Secretary to the State Government of Enugu State
- Incumbent
- Assumed office May 2023
- Governor: Peter Mbah

Personal details
- Born: 1960s Enugu State, Nigeria
- Alma mater: Vanderbilt University (Peabody College); University of Lagos; University of Nigeria, Nsukka;
- Occupation: Academic, author

= Chidiebere Onyia =

Nigerian academic

Chidiebere Onyia (born 1960s) is a Nigerian academic, author, and public official. He has worked in higher education and international development, held leadership roles in both public and private sectors, and since May 2023 has served as Secretary to the State Government of Enugu State.

== Education ==
Onyia earned a bachelor's degree in Biological Sciences, followed by a master's degree in Curriculum and Instruction. He later obtained a Master of Business Administration (MBA) and completed a doctorate in Educational Leadership. He also undertook post‑doctoral research in education policy at Peabody College, Vanderbilt University.

== Career ==
Onyia served as lead strategy adviser to the Federal Government of Nigeria and the World Bank Group on the Power Sector Recovery Programme, and has provided expertise to international organisations and governments, including the United Nations, Germany, and Russia.

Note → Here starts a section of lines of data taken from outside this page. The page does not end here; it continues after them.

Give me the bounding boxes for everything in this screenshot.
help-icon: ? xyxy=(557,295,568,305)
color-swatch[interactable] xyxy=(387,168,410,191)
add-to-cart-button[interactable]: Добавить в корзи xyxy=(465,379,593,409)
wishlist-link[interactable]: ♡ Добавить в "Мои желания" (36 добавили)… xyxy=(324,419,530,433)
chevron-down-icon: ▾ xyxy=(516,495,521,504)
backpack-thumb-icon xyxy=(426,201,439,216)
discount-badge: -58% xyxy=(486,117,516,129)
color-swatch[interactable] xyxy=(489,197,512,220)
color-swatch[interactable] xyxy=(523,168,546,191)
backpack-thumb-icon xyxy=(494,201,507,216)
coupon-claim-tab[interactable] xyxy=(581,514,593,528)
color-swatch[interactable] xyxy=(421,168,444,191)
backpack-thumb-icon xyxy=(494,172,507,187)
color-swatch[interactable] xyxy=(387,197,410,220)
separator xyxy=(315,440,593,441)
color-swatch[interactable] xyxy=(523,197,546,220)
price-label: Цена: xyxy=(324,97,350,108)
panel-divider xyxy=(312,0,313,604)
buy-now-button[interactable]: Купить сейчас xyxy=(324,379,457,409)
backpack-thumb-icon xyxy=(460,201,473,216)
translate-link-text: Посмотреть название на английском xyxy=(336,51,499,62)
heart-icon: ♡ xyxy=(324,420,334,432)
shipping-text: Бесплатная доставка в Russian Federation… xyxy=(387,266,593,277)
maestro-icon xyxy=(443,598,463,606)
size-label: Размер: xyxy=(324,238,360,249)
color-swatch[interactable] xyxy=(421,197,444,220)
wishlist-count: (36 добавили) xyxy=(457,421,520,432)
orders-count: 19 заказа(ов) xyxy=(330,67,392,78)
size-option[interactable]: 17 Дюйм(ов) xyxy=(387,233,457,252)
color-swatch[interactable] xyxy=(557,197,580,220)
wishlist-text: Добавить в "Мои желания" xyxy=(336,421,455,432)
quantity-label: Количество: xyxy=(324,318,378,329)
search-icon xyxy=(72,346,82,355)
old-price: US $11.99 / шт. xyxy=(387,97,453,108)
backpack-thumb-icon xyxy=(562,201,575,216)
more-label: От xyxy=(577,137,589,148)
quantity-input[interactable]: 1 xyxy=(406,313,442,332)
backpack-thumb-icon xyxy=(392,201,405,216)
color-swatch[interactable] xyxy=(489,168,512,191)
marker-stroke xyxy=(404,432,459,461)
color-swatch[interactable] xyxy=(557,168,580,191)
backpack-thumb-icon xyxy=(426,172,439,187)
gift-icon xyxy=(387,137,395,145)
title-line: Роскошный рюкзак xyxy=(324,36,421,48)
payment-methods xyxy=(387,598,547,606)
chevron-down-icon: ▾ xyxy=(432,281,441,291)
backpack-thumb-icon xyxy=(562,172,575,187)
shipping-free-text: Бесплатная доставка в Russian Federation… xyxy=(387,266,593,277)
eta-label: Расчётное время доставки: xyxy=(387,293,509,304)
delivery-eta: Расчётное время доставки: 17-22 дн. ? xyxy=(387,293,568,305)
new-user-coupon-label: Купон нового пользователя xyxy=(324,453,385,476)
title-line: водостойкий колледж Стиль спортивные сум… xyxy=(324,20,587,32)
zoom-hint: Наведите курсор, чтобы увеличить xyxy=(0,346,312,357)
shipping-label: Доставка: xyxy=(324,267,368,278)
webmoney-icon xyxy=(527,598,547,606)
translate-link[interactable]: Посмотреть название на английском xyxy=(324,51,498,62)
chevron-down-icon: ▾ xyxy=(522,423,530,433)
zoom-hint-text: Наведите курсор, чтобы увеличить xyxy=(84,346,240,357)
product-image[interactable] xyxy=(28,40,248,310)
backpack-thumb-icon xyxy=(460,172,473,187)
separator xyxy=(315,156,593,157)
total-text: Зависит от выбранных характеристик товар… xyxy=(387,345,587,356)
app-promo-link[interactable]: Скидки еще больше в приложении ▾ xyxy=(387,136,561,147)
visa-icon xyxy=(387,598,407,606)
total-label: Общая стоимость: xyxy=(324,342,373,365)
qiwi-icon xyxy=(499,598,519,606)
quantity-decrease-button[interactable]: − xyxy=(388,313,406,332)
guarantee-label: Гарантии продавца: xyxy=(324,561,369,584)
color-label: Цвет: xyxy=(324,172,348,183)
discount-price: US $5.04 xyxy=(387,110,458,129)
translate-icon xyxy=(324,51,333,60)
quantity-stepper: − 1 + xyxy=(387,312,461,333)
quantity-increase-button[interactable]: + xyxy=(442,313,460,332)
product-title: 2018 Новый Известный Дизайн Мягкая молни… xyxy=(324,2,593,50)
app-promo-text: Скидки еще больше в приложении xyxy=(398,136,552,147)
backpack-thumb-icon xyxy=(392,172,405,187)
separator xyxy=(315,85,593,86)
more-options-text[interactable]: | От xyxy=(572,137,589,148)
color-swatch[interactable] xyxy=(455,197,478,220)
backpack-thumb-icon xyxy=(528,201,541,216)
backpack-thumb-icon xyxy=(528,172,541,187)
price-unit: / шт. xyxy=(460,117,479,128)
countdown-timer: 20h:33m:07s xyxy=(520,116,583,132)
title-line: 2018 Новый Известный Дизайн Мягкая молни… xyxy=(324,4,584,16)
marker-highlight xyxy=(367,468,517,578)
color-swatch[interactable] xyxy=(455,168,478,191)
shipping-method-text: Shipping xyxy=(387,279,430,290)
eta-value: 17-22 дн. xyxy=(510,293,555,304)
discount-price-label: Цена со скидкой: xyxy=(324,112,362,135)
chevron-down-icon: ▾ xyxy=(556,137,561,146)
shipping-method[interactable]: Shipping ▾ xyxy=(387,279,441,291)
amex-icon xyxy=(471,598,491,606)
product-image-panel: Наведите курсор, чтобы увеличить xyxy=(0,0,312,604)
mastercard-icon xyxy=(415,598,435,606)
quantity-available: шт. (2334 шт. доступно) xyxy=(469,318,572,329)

Before he was appointed Secretary to the State Government, Onyia was Managing Director of the United Kingdom Nigeria Infrastructure Facility.

In academia, he has served as a visiting professor of education at Godfrey Okoye University, Enugu, and previously at the University of Nigeria, Nsukka. He is also a member of the governing councils of two private Nigerian universities.

In May 2023, Governor Peter Mbah appointed Onyia as Secretary to the State Government of Enugu State.